Akins particularly featured a bunch of up and down moments. Midway through the first half, there was a beautiful drive from the wing in transition that ended in a flying dunk. Then there were back to back transition opportunities botched by Akins. Then a pull up jumper in transition that was fantastic. He’s got all the skills to thrill in transition, but the game still hasn’t fully come together this year.
The rest of the team felt the same. Even when pushing the ball, a number of open alley oops (multiple to Carr, one or two to Booker) ended in no points.
A fascinating - and concerning in a way - development was the evidence that Fears looked better pushing the offense in transition then AJ Hoggard.
The youth movement helped fuel a day where MSU dominated in transition.

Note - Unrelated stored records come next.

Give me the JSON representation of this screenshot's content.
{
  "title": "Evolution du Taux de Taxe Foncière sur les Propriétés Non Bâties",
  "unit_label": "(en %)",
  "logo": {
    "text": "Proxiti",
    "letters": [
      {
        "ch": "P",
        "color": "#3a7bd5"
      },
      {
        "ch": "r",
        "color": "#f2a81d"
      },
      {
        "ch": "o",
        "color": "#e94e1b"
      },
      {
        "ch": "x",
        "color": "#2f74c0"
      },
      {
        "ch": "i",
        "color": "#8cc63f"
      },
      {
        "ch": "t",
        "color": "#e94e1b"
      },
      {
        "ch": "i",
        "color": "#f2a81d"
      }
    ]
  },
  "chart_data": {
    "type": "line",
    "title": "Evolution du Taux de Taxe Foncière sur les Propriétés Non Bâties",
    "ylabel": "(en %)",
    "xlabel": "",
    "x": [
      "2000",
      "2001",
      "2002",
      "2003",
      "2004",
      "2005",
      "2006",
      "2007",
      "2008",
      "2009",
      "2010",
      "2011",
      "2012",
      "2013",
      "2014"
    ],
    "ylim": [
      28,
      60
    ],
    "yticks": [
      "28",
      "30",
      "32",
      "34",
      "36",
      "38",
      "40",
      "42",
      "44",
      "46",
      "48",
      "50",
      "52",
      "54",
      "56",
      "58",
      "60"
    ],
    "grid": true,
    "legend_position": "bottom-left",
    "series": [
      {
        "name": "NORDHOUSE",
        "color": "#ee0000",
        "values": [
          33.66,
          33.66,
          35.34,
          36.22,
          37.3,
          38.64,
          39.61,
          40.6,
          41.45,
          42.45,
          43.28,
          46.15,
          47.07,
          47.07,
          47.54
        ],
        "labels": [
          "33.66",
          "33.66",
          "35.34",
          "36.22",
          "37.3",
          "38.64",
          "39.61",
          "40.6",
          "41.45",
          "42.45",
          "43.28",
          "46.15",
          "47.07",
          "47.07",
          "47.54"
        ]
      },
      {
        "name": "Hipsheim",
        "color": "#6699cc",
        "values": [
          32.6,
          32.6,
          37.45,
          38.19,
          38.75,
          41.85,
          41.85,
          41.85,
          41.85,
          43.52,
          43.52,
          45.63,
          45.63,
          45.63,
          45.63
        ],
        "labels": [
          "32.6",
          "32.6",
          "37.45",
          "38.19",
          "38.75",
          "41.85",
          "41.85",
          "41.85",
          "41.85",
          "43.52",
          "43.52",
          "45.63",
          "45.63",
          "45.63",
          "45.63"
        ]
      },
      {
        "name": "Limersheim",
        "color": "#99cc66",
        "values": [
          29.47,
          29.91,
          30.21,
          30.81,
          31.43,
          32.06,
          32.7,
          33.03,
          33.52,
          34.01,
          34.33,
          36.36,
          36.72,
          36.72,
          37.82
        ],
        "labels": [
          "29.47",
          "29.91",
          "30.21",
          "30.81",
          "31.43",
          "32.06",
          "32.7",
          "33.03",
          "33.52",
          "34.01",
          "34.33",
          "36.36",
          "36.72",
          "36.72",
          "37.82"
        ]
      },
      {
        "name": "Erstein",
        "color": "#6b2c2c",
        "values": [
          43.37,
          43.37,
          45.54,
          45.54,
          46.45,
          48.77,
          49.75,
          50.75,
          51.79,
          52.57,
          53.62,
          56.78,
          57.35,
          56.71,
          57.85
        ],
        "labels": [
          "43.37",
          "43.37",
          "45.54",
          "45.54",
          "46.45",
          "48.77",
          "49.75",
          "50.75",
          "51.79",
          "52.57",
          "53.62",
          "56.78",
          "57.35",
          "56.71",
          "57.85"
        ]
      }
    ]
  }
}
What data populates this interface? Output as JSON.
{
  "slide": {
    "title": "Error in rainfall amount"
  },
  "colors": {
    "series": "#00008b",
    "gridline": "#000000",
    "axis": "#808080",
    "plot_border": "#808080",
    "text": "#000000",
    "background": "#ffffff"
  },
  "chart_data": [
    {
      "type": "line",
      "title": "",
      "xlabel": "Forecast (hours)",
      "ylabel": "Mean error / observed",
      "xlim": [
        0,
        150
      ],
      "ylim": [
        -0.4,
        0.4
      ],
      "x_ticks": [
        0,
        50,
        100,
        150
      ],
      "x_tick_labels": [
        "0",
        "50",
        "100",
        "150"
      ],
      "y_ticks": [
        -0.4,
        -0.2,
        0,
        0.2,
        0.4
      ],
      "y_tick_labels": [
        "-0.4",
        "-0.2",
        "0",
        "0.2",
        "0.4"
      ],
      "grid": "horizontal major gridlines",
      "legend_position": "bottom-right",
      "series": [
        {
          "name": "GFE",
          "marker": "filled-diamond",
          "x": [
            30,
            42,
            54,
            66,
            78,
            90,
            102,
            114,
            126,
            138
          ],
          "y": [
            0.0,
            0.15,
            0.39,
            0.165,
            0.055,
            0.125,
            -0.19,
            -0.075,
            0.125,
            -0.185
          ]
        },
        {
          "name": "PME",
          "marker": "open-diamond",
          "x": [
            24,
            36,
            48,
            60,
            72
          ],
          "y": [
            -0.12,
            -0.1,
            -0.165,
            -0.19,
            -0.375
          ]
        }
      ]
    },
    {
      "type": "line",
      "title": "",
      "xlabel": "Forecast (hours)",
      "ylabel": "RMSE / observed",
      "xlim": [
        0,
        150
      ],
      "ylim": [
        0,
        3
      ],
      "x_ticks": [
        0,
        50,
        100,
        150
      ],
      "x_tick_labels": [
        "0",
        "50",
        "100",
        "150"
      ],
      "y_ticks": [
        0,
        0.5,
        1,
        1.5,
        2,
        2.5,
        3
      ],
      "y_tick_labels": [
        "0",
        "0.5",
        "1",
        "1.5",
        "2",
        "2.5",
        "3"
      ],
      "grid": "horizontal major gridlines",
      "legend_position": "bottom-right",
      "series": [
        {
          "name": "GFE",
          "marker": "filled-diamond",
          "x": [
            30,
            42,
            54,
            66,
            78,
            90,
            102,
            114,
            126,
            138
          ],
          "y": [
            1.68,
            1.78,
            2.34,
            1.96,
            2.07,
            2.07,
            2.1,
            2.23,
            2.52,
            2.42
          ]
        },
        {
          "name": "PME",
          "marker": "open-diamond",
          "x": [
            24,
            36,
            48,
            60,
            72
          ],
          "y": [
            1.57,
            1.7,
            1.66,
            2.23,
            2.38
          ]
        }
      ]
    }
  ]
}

The only tempering issue was the transition defense was helped by Southern Indiana completely failing to convert some open layups. Other teams won’t be as kind to the Spartans.
Coach Izzo was in an interesting situation in this game. Izzo loves to use these tune-up style games to mix and match lineups and experiment with play calls highlighting different players. Coming off the loss to James Madison, and seeing the offense start slow again, meant the game felt more like Izzo was pushing to find lineups that could get anything done, rather than experimenting casually.

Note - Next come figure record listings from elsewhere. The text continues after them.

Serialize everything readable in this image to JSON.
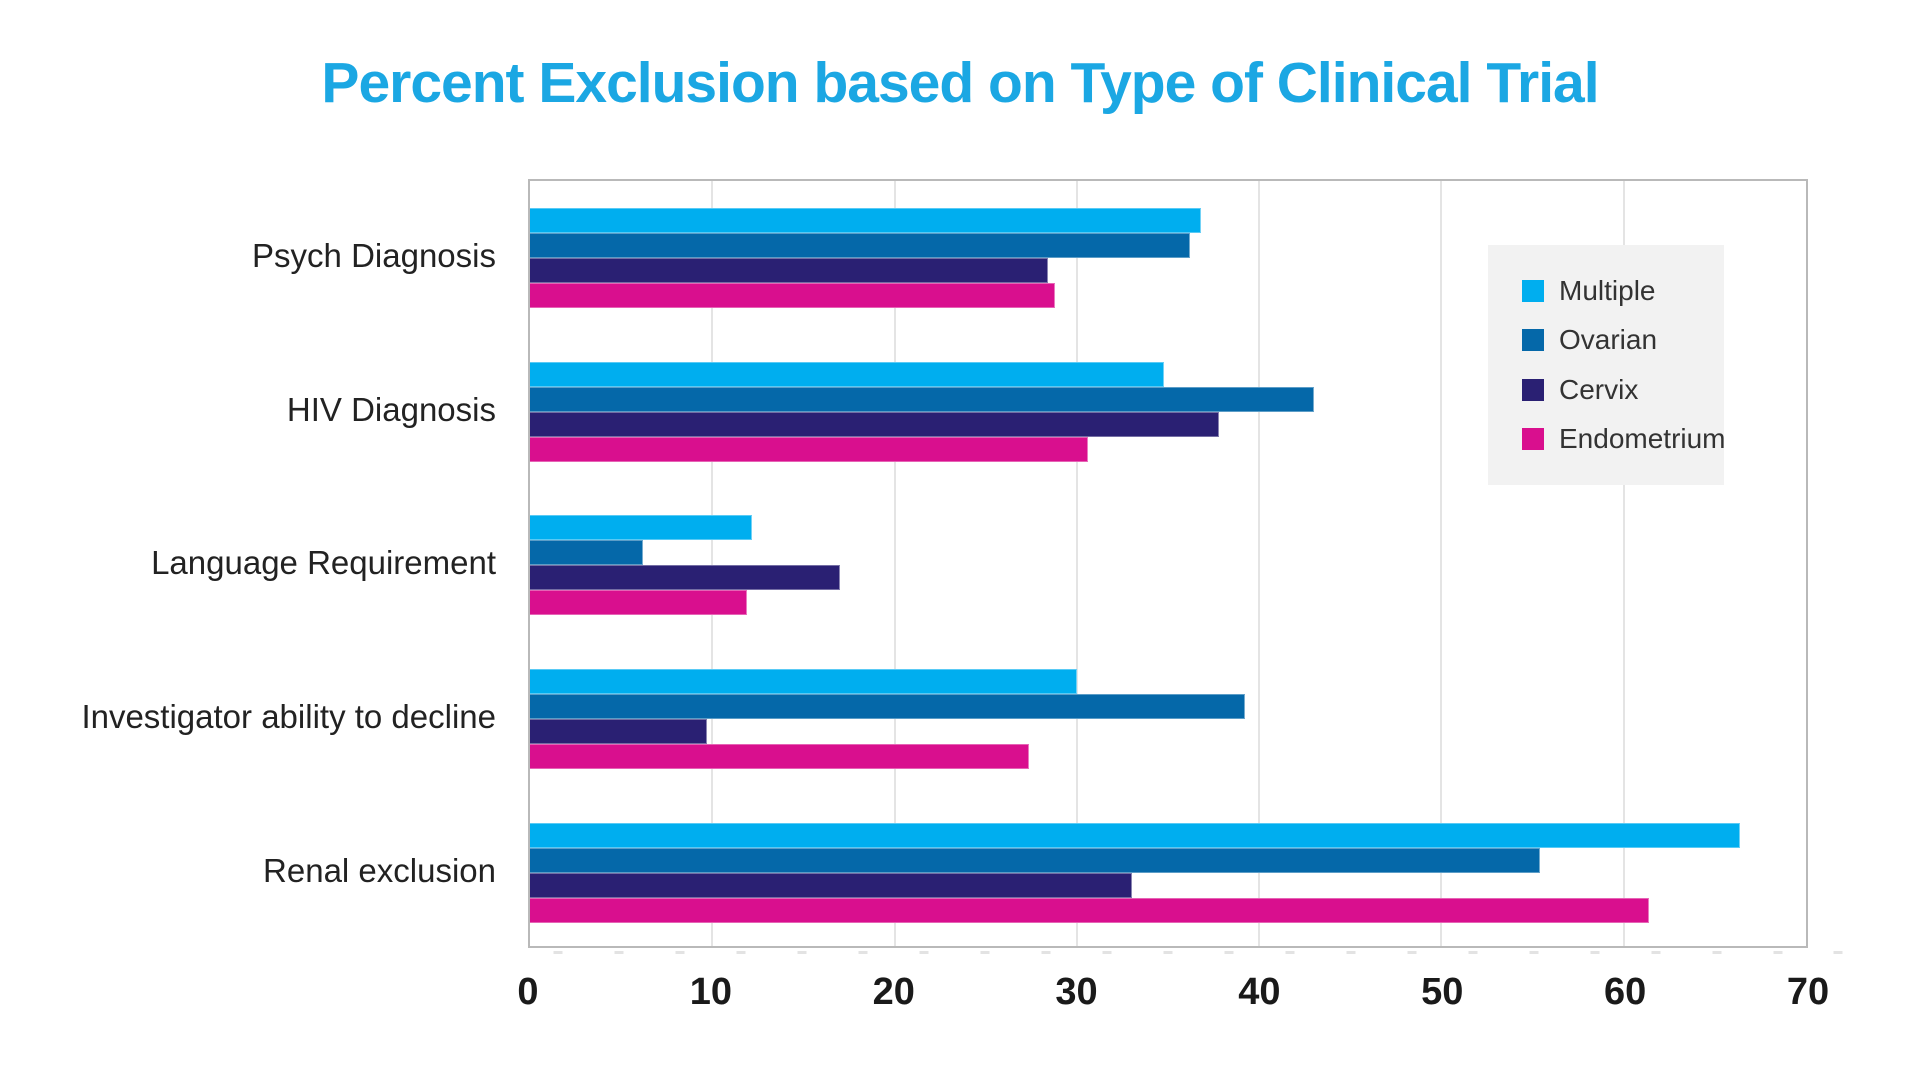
{
  "page": {
    "background": "#ffffff"
  },
  "chart_data": {
    "type": "bar",
    "orientation": "horizontal",
    "title": "Percent Exclusion based on Type of Clinical Trial",
    "title_color": "#1BA7E3",
    "categories": [
      "Psych Diagnosis",
      "HIV Diagnosis",
      "Language Requirement",
      "Investigator ability to decline",
      "Renal exclusion"
    ],
    "series": [
      {
        "name": "Multiple",
        "color": "#00AEEF",
        "values": [
          36.8,
          34.8,
          12.2,
          30.0,
          66.4
        ]
      },
      {
        "name": "Ovarian",
        "color": "#0568A9",
        "values": [
          36.2,
          43.0,
          6.2,
          39.2,
          55.4
        ]
      },
      {
        "name": "Cervix",
        "color": "#2A2073",
        "values": [
          28.4,
          37.8,
          17.0,
          9.7,
          33.0
        ]
      },
      {
        "name": "Endometrium",
        "color": "#D90F8E",
        "values": [
          28.8,
          30.6,
          11.9,
          27.4,
          61.4
        ]
      }
    ],
    "xlim": [
      0,
      70
    ],
    "x_ticks": [
      0,
      10,
      20,
      30,
      40,
      50,
      60,
      70
    ],
    "xlabel": "",
    "ylabel": "",
    "grid": "vertical-major-gridlines",
    "legend_position": "inside-upper-right",
    "legend_background": "#F2F2F2",
    "gridline_color": "#E4E4E4",
    "plot_border_color": "#B9B9B9",
    "axis_text_color": "#1A1A1A",
    "category_text_color": "#222222"
  }
}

True to Izzo’s word from his outburst in the post game press conference after James Madison the freshman played more. Izzo did not look afraid to bench AJ Hoggard for stretches, giving run to Fears and Holloman.
This game saw Booker play significant minutes for the first time. The skills are evident there as are the struggles defensively. Booker will get the fans excited, but there are enough signs of concerns (not boxing out, not setting screens effectively, not seeming like he knows where he should be in offensive sets, etc.) that I’d bet Izzo reduces those minutes against Duke.
Still Izzo has not gotten his veterans (other than Walker) to look great. Akins did start to wake up a bit in this game, and Hall continued to contribute positively while frustrating every viewer with his limitations (he needs to go see a shot doctor - that outside stroke was ugly). Hoggard is struggling.
Izzo’s major contribution in this game was the rotation and it looks like he handled a deep roster full of pieces that do not all clearly fit together yet well. Still, the seeming slow start for the veterans is a concern. Particularly when that slow start displays shortcomings on fundamentals like rebounding.
Yes, it’s harsh to be that rough on Michigan State after a huge numeric victory. The reality is they deserve it. Southern Indiana barely belonged on the same court with MSU based on talent. And yet, they gave MSU trouble in too many ways.
Outside of transition offense, MSU played very poorly. It’s more than bad shooting, it’s a lack of rhythm and cohesion as well as fundamentals.
It’s redundant, but the team is too experienced and too talented to have those types of warts, no matter how early we are in the season.